Budget 2017: The new first-time buyer scheme 'will just drive up prices and developer profits'
Building experts say the €20,000 incentive will stoke demand without fixing underlying supply issues.
SEVERAL PROPERTY EXPERTS have given a decidedly lukewarm reaction to the government’s new first-time buyers scheme, claiming that it won’t have much of an impact on the housing crisis.
Finance Minister Michael Noonan announced today that the new scheme will provide a rebate of income tax paid over the four previous tax years up to a maximum of 5% of the purchase price of a new house up to a value of €400,000.
Where new homes are valued between €400,000 and €600,000 the maximum relief, €20,000, will continue to be available.
The house must be a new build and applicants must also take out a mortgage of at least 80% of the purchase price.
In his budget speech, Noonan noted that supply increases to meet demand and said that the new scheme “will increase the demand for newly built houses by assisting first time buyers to put a deposit together”.
“I expect the building industry to meet this additional demand by increasing the supply of new affordable homes,” he said.
Wrong focus
However, housing experts have said that the new measure is focused on the wrong area.
Claire Solon, president of the Society of Chartered Surveyors Ireland, said the government should have focused on measures to increase the supply of housing instead.

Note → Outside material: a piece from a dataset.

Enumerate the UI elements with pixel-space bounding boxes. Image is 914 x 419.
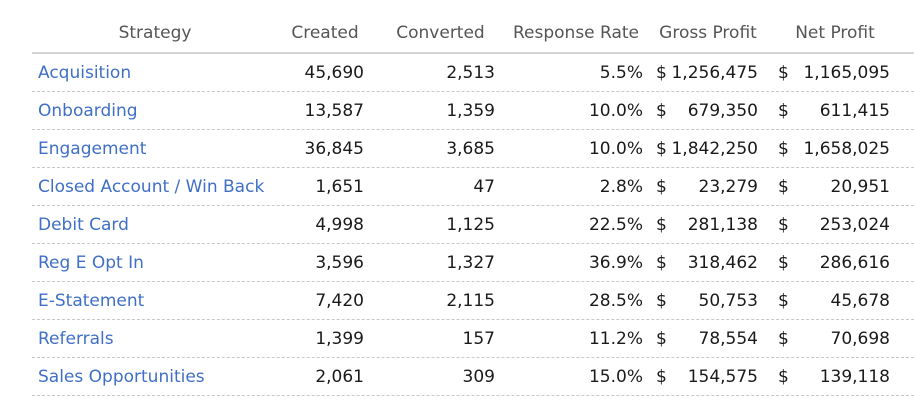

“In our view, the government should have been focusing on initiatives to make development viable, like reducing VAT on affordable housing (or) making public land available for affordable housing schemes,” she said.
“We can see what the government is trying to achieve but we just don’t see it happening. The government believes providing assistance to first-time buyers will help stimulate development by bringing more buyers into the market and giving builders confidence to start building new homes.”
“However, in the short-term at least, this will just mean greater competition for those few properties that are available across all sectors including tenants, students, social and affordable housing. As we have seen increased competition means higher prices.”
Less affordable
Solon’s views were largely echoed by John McCartney, director of research at property group Savills Ireland.
He said: “By restricting the scheme to new builds the government says it will stimulate supply. (This is) true. Giving people more money to compete for limited new builds will drive up prices and help restore developer profits.
“Unfortunately this also makes housing less affordable. Alternative approaches, such as cutting VAT on new homes, would equally have encouraged development, but at a lower price point.
“However the government bottled out of that option because of optics. It would simply have looked too much like a handout for developers.”
Dampen price increases
Nevertheless, the move was welcomed by the Construction Industry Federation, which said that the scheme will help to address “the chronic lack of supply in new builds”.
The organisation’s director general Tom Parlon said: “There is an acute shortage of activity in this sector because first-time buyers cannot secure mortgages.
“As a result, banks won’t provide finance to home-builders making the building of new starter homes unviable.”
He added: “This measure aims to stimulate some supply in this demographic to target realisable demand: first-time buyers that can afford a mortgage and starter home but are currently renting and trying to save for a deposit.
“The Central Bank’s loan to income rules will continue to ensure that first-time buyers can only access affordable mortgages and dampen significant increases in prices as a result of the measure.”
It is expected that about 14,000 houses will be completed across the country this year, equivalent to just over half of Ireland’s expected housing demand.